Il me semble que cette dernière métaphore mêle deux identifications distinctes de Lucilius : en effet Sénèque écrivant d’abord que c’est le propre d’un estomac blasé d’essayer un peu de tout, le lecteur est alors porté à voir Lucilius sur le modèle du riche cherchant sans cesse de nouvelles sensations sans jamais trouver rien qui ne l’arrête ; en revanche en choisissant l’optique thérapeutique (et non plus morale) pour mettre en garde Lucilius contre l’absence de valeur nutritive d’un tel comportement alimentaire, il pousse le lecteur à identifier ce dernier non plus à un riche mais à un pauvre affamé qui ne parvient pas à assouvir sa faim. Il y a une nuance appréciable entre être revenu de toutes les références et n'en avoir encore aucune !
Néanmoins, bien que condamnant la manière de lire de Lucilius, Sénèque est porté au compromis:
« Si l’envie te prend de pousser une pointe chez les autres, reviens vite aux premiers » (trad. Noblot)
« Pousser une pointe » traduit diverti (= se détourner de sa route momentanément - pour passer la nuit chez un hôte par exemple - ).
C’est un trait de Sénèque : faire sa place à l’exception, ne pas être rigoriste.
En tout cas, je ne crois pas que ce détour occasionnel revienne à aller explorer en éclaireur le camp d’autrui.
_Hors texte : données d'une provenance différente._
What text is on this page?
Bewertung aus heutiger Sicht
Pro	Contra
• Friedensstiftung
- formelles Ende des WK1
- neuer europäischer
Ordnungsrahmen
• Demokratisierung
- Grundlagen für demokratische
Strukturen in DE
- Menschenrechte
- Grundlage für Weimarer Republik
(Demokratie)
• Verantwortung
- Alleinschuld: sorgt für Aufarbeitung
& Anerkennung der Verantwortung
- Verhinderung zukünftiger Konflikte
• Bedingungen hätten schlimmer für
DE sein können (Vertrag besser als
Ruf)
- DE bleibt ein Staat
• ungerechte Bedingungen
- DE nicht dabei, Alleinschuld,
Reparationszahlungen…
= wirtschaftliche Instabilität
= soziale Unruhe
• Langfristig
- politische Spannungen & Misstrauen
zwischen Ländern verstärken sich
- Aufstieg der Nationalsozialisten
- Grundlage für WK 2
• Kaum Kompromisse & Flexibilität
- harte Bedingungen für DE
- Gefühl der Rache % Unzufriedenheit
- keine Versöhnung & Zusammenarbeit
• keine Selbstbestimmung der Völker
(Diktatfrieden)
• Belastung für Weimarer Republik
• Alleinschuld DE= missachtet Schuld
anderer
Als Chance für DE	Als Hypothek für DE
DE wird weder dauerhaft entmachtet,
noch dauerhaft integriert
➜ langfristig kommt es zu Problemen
L’éclaireur est dans une logique de renforcement de son camp alors que celui qui cède à la tentation du détour en un sens se divertit.
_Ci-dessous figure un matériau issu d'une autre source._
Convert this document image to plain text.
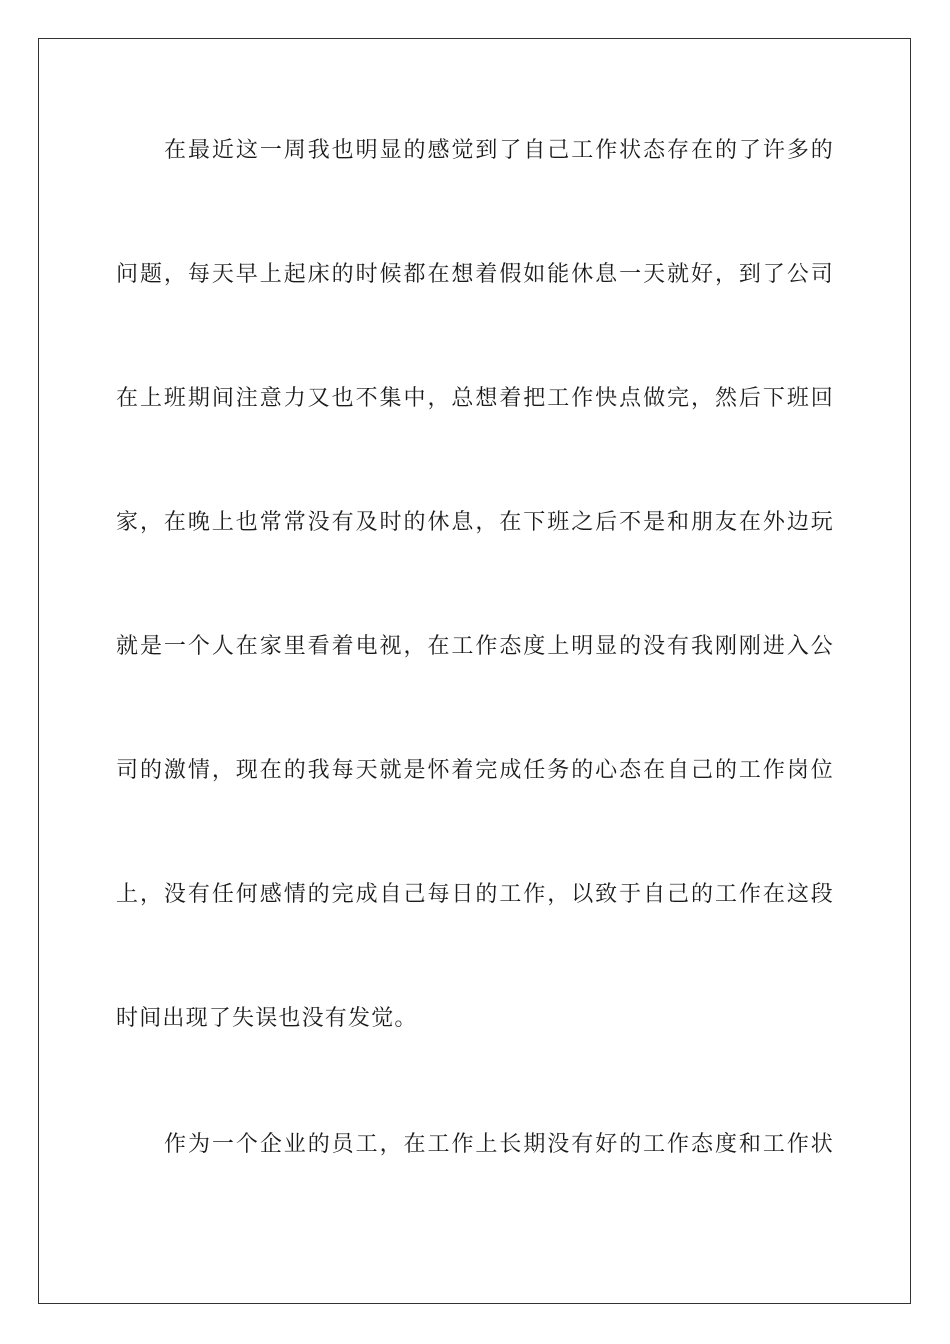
在最近这一周我也明显的感觉到了自己工作状态存在的了许多的
问题，每天早上起床的时候都在想着假如能休息一天就好，到了公司
在上班期间注意力又也不集中，总想着把工作快点做完，然后下班回
家，在晚上也常常没有及时的休息，在下班之后不是和朋友在外边玩
就是一个人在家里看着电视，在工作态度上明显的没有我刚刚进入公
司的激情，现在的我每天就是怀着完成任务的心态在自己的工作岗位
上，没有任何感情的完成自己每日的工作，以致于自己的工作在这段
时间出现了失误也没有发觉。
作为一个企业的员工，在工作上长期没有好的工作态度和工作状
Enfin Sénèque précise de quel mal la lecture est le remède, de quelle blessure elle est la cicatrice : il s’agit de la pauvreté, de la mort et de tous les autres fléaux (pestes).
On peut s’étonner que ces deux hommes riches et reconnus cherchent des secours contre une pauvreté qu’ils ne connaissent (mais qu’ils pourraient connaître !), mais plus profondément on peut être surpris du fait que Sénèque utilise le mot pestis pour qualifier la mort et tout ce qui peut frapper les hommes (déjà la lettre I dramatisait la mort en encourageant Lucilius à s’emparer des heures qu’avant qu’elles n’en viennent à augmenter la part, déjà derrière nous, de la mort). En effet la doctrine stoïcienne apprend à voir comme des choses indifférentes tout ce que les hommes ordinaires appellent des malheurs.
Il suffit alors peut-être de dire que Sénèque reprend ici à des fins pédagogiques la manière commune de parler et plus précisément sans doute celle de Lucilius. Mais Pierre Aubenque met en relief chez Sénèque ce qu’il appelle de manière un peu jargonnante « la valorisation des indifférents non-préférables (les maux extérieurs et les maux du corps de la tradition aristotélicienne) comme occasions de vertu » (ibidem p. 81). Il ajoute un peu plus loin : « On peut comprendre les motivations personnelles de ce thème, penser aussi qu’il s’accordait avec le goût romain pour une vertu militante, qu’exaltent l’adversité comme les tentations » (p.82).
Résumons : la lecture revient à s’armer contre des adversaires qui, sans être invincibles, sont du moins de taille ! Les réduire à des riens serait ne plus pouvoir se penser comme un héros.